K-Number: K151846 · 2016-01-14

ApplicantGenoss
Decision Date2016-01-14
Product CodeEIH
Advisory CommitteeDE
DecisionSubstantially Equivalent

Device Summary

Rainbow LS Pressing is a medical device manufactured by Genoss. It received FDA 510(k) clearance on 2016-01-14 under approval number K151846. The device is classified under product code EIH. It was reviewed by the DE advisory panel. FDA Decision: Substantially Equivalent.

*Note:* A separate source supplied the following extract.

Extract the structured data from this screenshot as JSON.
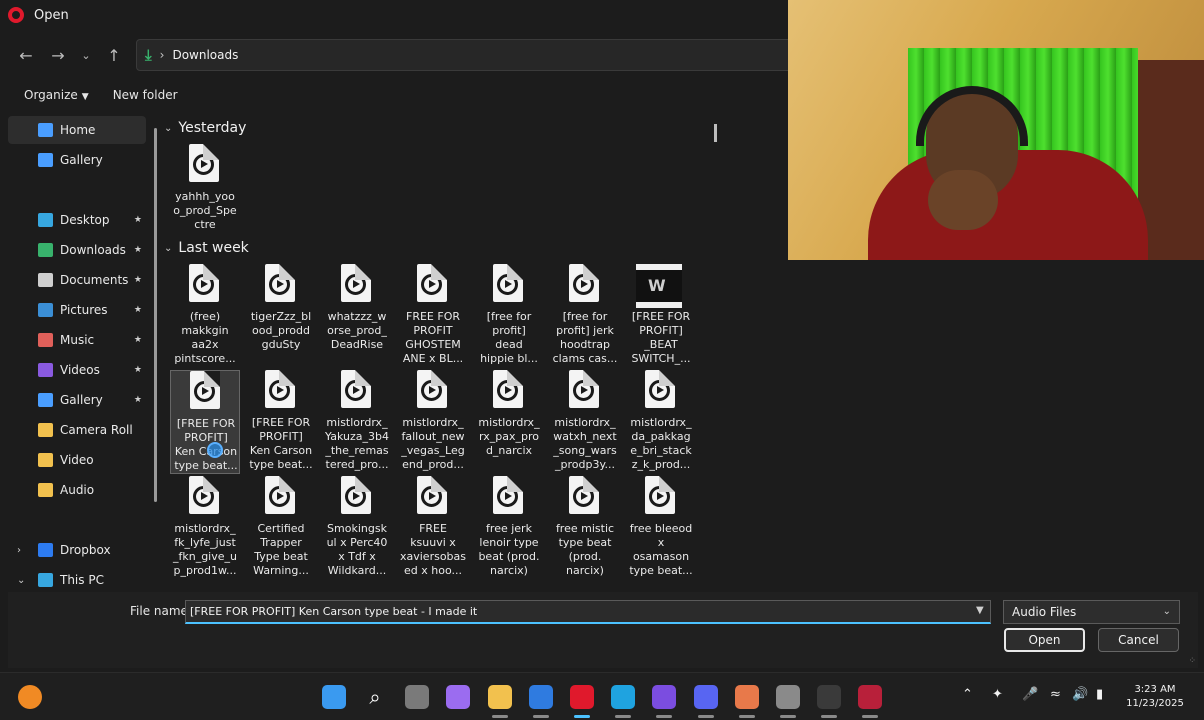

Frequently Asked Questions

What is the Rainbow LS Pressing?

Rainbow LS Pressing is a medical device that received FDA 510(k) clearance on 2016-01-14. It is manufactured by Genoss. The 510(k) number is K151846.

When was Rainbow LS Pressing approved by the FDA?

Rainbow LS Pressing received FDA 510(k) clearance on 2016-01-14, under approval number K151846.

What company makes Rainbow LS Pressing?

Rainbow LS Pressing is manufactured by Genoss.

What is the FDA product code for Rainbow LS Pressing?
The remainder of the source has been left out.